I’m in love with these stories but was too shy to volunteer my own, and I think a lot of that has to do with the passage of time. When I am in the experience I fully believe in ghosts and the afterlife. It is only after that I begin to question and doubt myself, thinking perhaps it all was just coincidence. Here are my experiences:
1. I went to this really crummy grocery store in our neighborhood–one that smells of roach spray and stale air–with my sister and her boyfriend at the time. We were probably looking for BLT ingredients, a breakfast staple of ours back then, and as we walked down the produce aisle, a head of lettuce rolled out of its bin and onto the floor. OK, no problem. We put it back. We progressed into the bread aisle where a loaf of Wonder Light Italian bread falls off the rack onto the floor. We’re alone in the aisle and haven’t touched or picked up any products. At this point I made a comment like how funny is that while Kristi bent down to pick up the bread and a package of hot dog buns falls off the rack. I was completely freaked out by this and was convinced it was a ghost, but who’s ever heard of a ghost haunting a grocery store?
2. Kristi and I moved into our current apartment back in August 2002. It’s an old building that has settled and the apartment has always had a certain tilt to it. Immediately I noticed that things liked to move in the apartment right in the front area where the kitchen and bathroom are. Bottles would tip or fall, cups and glasses would upend themselves, and silverware would clatter to the floor.

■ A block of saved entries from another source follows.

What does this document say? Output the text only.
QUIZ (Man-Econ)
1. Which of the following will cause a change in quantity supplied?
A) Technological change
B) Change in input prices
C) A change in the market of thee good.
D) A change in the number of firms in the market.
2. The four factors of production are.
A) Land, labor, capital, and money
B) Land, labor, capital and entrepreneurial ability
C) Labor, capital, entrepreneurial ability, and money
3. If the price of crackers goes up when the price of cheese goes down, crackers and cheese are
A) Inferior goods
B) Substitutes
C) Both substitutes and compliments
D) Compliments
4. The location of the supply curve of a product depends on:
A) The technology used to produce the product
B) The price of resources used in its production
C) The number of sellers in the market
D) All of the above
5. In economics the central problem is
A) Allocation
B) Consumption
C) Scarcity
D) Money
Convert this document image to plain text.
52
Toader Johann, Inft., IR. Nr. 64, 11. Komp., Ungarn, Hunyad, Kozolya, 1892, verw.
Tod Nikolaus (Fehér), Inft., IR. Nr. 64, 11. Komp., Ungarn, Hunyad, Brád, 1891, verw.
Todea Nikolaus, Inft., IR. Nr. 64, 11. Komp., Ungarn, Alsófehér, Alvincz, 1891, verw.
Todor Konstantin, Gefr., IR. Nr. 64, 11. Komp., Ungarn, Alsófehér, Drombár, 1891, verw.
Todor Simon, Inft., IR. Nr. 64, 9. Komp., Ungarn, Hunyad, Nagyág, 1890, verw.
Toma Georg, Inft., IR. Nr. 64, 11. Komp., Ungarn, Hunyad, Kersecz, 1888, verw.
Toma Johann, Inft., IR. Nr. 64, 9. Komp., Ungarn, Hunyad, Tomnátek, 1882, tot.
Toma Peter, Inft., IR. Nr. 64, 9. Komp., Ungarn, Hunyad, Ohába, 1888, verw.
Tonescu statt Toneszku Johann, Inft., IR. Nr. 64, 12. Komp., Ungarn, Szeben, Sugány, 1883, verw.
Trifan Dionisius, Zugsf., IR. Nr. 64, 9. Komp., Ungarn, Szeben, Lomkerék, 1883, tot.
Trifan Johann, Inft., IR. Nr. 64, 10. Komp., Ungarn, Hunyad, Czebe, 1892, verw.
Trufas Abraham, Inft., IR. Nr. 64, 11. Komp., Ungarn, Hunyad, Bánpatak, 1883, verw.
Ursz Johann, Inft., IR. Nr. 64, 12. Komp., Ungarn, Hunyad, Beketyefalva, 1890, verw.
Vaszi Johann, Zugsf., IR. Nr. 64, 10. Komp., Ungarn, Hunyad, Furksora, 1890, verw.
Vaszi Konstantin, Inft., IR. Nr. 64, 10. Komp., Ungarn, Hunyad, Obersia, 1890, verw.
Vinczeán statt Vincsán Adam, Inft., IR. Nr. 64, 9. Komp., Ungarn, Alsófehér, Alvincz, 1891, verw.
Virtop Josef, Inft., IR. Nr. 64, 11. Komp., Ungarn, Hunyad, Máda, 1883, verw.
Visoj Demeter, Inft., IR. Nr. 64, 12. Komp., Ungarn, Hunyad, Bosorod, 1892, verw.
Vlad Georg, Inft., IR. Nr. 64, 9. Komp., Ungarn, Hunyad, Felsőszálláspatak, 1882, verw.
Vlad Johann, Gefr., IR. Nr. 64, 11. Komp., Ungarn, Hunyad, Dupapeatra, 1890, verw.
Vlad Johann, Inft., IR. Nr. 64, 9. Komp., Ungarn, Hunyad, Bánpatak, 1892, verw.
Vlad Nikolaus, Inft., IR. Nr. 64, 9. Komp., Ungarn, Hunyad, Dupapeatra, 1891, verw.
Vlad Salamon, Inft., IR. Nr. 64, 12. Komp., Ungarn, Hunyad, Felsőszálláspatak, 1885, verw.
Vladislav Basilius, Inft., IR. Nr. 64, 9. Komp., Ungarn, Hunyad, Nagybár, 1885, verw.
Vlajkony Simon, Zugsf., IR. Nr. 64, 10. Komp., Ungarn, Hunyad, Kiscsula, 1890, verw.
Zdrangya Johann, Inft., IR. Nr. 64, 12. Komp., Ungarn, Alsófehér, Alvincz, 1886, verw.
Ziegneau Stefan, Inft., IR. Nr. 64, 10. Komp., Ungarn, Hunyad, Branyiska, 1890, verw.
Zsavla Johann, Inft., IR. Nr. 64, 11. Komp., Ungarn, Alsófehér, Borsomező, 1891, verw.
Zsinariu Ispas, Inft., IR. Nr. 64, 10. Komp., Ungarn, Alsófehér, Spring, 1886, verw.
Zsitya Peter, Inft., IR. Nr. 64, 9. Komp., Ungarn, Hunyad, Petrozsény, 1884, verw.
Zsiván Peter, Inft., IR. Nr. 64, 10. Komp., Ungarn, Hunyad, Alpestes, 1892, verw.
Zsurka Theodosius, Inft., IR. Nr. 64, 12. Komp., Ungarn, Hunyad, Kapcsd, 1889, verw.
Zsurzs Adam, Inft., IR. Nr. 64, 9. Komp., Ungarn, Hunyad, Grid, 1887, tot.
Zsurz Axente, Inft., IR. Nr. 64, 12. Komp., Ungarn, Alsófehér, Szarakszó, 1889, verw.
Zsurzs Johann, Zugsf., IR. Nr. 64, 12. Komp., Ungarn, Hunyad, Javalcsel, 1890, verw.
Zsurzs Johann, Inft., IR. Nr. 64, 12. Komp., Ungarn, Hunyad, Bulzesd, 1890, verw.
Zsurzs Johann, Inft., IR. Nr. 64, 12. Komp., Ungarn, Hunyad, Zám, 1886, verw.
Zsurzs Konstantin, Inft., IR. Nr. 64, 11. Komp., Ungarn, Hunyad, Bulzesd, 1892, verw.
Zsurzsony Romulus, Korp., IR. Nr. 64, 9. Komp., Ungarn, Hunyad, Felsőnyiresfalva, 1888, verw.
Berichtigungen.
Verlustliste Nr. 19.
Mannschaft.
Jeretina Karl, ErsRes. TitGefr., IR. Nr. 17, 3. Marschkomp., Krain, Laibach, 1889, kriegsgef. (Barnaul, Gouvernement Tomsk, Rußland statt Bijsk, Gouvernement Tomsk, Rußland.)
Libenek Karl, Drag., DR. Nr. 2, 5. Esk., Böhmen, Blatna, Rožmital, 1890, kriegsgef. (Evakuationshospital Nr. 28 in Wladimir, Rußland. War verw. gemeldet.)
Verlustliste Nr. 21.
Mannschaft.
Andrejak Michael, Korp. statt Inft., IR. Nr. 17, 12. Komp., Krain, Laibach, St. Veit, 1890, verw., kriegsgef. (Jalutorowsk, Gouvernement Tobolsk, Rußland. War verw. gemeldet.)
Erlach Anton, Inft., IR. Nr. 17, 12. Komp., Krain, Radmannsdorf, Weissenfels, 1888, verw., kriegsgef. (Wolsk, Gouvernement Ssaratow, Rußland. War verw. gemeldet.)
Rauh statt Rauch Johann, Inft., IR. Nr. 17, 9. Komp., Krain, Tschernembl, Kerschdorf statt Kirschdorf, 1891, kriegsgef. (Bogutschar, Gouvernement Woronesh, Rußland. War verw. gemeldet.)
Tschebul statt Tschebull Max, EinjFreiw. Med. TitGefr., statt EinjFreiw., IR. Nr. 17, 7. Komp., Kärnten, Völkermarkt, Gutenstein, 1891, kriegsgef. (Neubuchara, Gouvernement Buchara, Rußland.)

Many times I would just assume I had brushed against something, but when the same object had fallen two or three times in a row, I began to wonder. Kristi had been poked twice by something when there was nobody or nothing around, and one night she had a dream about an abused Latina woman who was looking at herself in the mirror in our bathroom. The strange thing, though, was our bathroom appeared pink in her dream and our bathroom was painted white in real life. Kristi knew in her dream that the bathroom was this woman’s refuge and she liked it being pink. We decided we would repaint our bathroom in pink and blue based on this dream. While getting ready to paint the bathroom, the door frame’s paint got chipped and we could see about five different layers of paint. At the base was the salmon pink Kristi had seen in her dream and the color she had picked out for the door. It might just be me, but since the bathroom’s been repainted, I don’t think things move around nearly as much.
3. When I think of my paternal grandfather, whom I loved dearly, I always associate him with the basement of his split-level family home, the one he and my grandmother scrimped and saved to buy. That was his domain with wood panelling, clown paintings on the wall, and the pleasant odor of pipe smoke–almost a thoughtful odor if such a thing exists. When my grandfather died, I was very disturbed and upset. He was a religious man and believed in an afterlife, and I worried that he had found nothing. He had no peace or rest after years of sickness. In New York City I smell cigarette smoke on a daily basis, cigar smoke every once in a while, and pipe smoke never. In the days after my grandfather died, I kept smelling pipe smoke–his pipe tobacco–though there was nobody around smoking at all. It comforted me.